Good to see that some people recognizes Kerry's work on SBC. It is clear that Kerry recognizes that micro enterprises can be a way to help fight poverty, particularly among women and minorities who sometimes have real trouble finding real jobs.
http://sbc.senate.gov/democrat/record.cfm?id=247593
Kerry Tries To Resuscitate Capital Program
Microenterprise Journal
Monday, October 24, 2005
For an Administration that is working to relieve poverty, the White House seems strangely reluctant to get behind low-income entrepreneurship
October 24, 2005 — I can only imagine that the folks over at the Small Business Administration must be wishing that Senator John Kerry (D-MA) would take a long vacation to Baluchistan by now.
The Ranking Member of the Senate Committee on Small Business and Entrepreneurship has been an ongoing thorn in the SBA's side, having evidently decided that somebody needs to take oversight of the agency seriously. There's not much evidence that the Chairpersons of either the House or Senate Committees is doing much there, that's for sure.
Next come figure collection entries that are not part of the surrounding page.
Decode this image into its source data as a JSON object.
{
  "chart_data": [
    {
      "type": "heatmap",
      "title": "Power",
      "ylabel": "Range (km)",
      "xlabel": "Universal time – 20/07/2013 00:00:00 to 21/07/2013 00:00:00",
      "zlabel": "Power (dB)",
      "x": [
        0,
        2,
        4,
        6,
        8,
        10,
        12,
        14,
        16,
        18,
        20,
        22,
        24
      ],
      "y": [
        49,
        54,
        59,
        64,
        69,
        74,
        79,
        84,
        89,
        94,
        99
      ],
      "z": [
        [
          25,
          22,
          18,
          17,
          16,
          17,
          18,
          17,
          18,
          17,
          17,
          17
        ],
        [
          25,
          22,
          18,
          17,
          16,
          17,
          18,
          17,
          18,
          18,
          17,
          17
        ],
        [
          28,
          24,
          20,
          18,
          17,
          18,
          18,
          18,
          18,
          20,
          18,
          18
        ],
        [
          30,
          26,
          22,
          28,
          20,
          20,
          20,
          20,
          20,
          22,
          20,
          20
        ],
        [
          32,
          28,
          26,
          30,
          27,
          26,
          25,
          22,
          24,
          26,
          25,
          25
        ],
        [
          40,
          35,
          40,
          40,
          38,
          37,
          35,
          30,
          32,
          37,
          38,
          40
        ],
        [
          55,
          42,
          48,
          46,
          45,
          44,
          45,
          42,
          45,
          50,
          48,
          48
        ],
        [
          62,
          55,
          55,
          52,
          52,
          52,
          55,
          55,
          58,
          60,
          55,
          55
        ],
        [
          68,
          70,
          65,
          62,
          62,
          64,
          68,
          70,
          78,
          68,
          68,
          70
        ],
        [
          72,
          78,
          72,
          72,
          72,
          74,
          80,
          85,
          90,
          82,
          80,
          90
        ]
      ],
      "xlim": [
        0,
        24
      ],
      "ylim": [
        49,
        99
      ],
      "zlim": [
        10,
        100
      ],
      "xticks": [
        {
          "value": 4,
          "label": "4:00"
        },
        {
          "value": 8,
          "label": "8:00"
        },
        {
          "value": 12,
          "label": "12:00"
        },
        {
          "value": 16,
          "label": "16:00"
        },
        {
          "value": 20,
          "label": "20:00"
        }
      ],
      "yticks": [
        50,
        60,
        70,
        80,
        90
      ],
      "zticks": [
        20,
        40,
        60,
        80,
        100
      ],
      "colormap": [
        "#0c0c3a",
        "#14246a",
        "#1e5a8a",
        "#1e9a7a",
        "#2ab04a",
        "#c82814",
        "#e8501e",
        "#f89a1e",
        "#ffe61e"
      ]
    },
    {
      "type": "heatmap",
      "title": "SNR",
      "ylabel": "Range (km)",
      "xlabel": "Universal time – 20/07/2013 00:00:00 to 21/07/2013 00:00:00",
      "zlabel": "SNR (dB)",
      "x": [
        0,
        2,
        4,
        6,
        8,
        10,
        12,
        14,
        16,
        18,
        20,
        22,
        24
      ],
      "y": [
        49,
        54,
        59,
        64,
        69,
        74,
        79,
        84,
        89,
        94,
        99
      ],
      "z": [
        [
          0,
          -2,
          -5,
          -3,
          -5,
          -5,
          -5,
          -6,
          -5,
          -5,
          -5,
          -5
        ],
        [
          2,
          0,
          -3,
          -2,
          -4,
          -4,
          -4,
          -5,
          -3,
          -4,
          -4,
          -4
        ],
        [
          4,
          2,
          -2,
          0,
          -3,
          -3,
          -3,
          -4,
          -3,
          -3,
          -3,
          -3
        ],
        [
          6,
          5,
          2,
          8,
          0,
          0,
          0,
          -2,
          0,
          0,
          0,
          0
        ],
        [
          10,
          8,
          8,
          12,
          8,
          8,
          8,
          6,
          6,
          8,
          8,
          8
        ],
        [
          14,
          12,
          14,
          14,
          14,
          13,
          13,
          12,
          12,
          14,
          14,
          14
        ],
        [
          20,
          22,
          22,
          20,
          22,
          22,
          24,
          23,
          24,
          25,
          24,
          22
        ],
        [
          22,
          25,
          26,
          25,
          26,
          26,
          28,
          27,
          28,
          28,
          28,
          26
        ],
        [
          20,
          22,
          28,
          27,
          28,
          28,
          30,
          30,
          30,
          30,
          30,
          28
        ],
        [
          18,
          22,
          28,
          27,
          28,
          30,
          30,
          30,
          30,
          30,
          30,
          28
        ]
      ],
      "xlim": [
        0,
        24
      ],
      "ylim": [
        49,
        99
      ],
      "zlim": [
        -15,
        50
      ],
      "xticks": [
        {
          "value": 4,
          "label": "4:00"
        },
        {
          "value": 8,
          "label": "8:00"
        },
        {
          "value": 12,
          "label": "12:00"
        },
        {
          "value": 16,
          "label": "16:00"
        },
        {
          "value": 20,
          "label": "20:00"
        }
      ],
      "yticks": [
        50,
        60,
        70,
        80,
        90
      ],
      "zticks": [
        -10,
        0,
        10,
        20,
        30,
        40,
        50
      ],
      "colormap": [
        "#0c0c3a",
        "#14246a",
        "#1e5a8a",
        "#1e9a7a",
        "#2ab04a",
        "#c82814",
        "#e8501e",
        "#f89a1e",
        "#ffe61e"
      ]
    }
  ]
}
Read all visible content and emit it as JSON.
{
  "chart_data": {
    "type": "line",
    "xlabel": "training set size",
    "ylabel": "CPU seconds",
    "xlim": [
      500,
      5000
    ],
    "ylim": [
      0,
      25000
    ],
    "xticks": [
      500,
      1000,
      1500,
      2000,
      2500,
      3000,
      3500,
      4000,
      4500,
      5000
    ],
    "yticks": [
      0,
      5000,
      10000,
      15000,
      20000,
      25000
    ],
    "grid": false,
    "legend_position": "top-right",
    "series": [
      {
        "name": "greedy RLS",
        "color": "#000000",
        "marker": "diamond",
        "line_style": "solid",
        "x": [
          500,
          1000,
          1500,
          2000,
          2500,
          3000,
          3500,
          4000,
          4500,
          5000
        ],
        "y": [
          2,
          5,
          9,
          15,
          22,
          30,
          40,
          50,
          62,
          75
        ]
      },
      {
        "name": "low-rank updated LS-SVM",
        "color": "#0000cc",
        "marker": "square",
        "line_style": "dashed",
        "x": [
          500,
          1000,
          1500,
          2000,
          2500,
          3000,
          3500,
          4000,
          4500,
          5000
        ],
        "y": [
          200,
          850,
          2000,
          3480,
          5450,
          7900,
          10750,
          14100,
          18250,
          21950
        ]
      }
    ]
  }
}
Among other things, Senator Kerry has recently inquired into the status of the Women's Procurement Program, has tried to light a fire under the SBA to speed small business hurricane relief, and has made discontented noises about the SBA's oversight of small business federal contracting. He is now looking into the lack of implementation of the New Markets Venture Capital (NMVC) program.
...
It has been perfectly clear for a very long time that the current Administration does not accept the viability of small business development among low- to moderate-income entrepreneurs as a poverty alleviation strategy. That's curious course of action from an Administration that assured the world, only about a month or so ago, that it was ready to work hard to address the poverty that generated international shock, if not awe, in the wake of Hurricane Katrina.
And it illustrates the worth of what we were all taught in grade school: it's not what you say that matters, it's what you do.